A 65-year-old woman was admitted to hospital complaining of rectal
discomfort that had begun 2 months earlier. Sigmoidoscopy revealed a round
object about the size of a peach pit, which was covered by nonbloody semisolid
stools ([Fig. 1]).
With the woman under mild anesthesia, the object was extracted by
polypectomy snare and identified as a large gallstone of
6 × 4 cm ([Fig. 2]). An
abdominal ultrasound showed pneumobilia ([Fig. 3]). A biliary-enteric fistula was suspected,
although the patient was totally asymptomatic; in particular, the patient had
never complained of symptoms suggestive of acute cholecystitis. After the
gallstone had been extracted from the rectum, the woman underwent gastroscopy
(negative) and colonoscopy, which showed a fistulous orifice near the hepatic
flexure, with no bile discharge ([Fig. 4]). A
one-stage procedure involving cholecystec-tomy and fistula resection was
performed, resulting in an excellent postoperative clinical course.
Fig. 1 Endoscopic image of the
peach pit-like foreign body impacted in the rectum.

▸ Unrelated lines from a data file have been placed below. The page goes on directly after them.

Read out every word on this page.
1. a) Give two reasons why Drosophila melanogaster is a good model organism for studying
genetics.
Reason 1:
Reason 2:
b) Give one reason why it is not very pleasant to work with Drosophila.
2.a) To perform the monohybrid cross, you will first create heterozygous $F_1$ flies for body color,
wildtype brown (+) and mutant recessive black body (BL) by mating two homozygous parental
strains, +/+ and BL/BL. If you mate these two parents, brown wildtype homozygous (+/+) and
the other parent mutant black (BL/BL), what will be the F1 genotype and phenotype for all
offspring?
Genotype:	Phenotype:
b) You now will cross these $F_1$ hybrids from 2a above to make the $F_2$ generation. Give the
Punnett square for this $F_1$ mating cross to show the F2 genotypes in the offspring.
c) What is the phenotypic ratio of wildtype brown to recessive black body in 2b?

Fig. 2 The gallstone which was
extracted from the rectum.
Fig. 3 Ultrasound image showing
pneumobilia.
Fig. 4 Fistulous orifice at the
hepatic flexure of the colon. No bile drainage was noted from the fistulous
orifice.
Cholecystoenteric fistulas (CEFs) are rare entities characterized by
the formation of an abnormal communication between the gallbladder and the
bowel wall, often resulting in the passage of a gallstone [1]. Previous episodes of acute cholecystitis are often
reported. Two main types of CEF have been described: the cholecystoduodenal
fistula and the cholecystocolonic fistula. Most CEFs have an indolent course,
although chronic bile acid-induced diarrhea with malabsorption and weight loss
has been reported. In one-fifth of patients, CEFs are complicated by gallstone
ileus [2]. Impaction of a gallstone in the rectum is
exceptional; until 2000, only three cases had been reported, all associated
with cholecystocolonic fistulas [3]
[4]
[5].
Extraction of impacted stones is difficult. In our case, the
gallstone was removed through the anus by means of a polypectomy snare. The
Dormia basket was not used, to avoid any potential device impaction. When
endoscopic procedures fail, laparotomy becomes necessary.
After gallstone removal, CEFs can be repaired in a one-stage
surgical procedure along with cholecystectomy. However, in elderly patients at
high surgical risk, CEFs may be treated conservatively even if the risk of
recurrent biliary ileus remains elevated.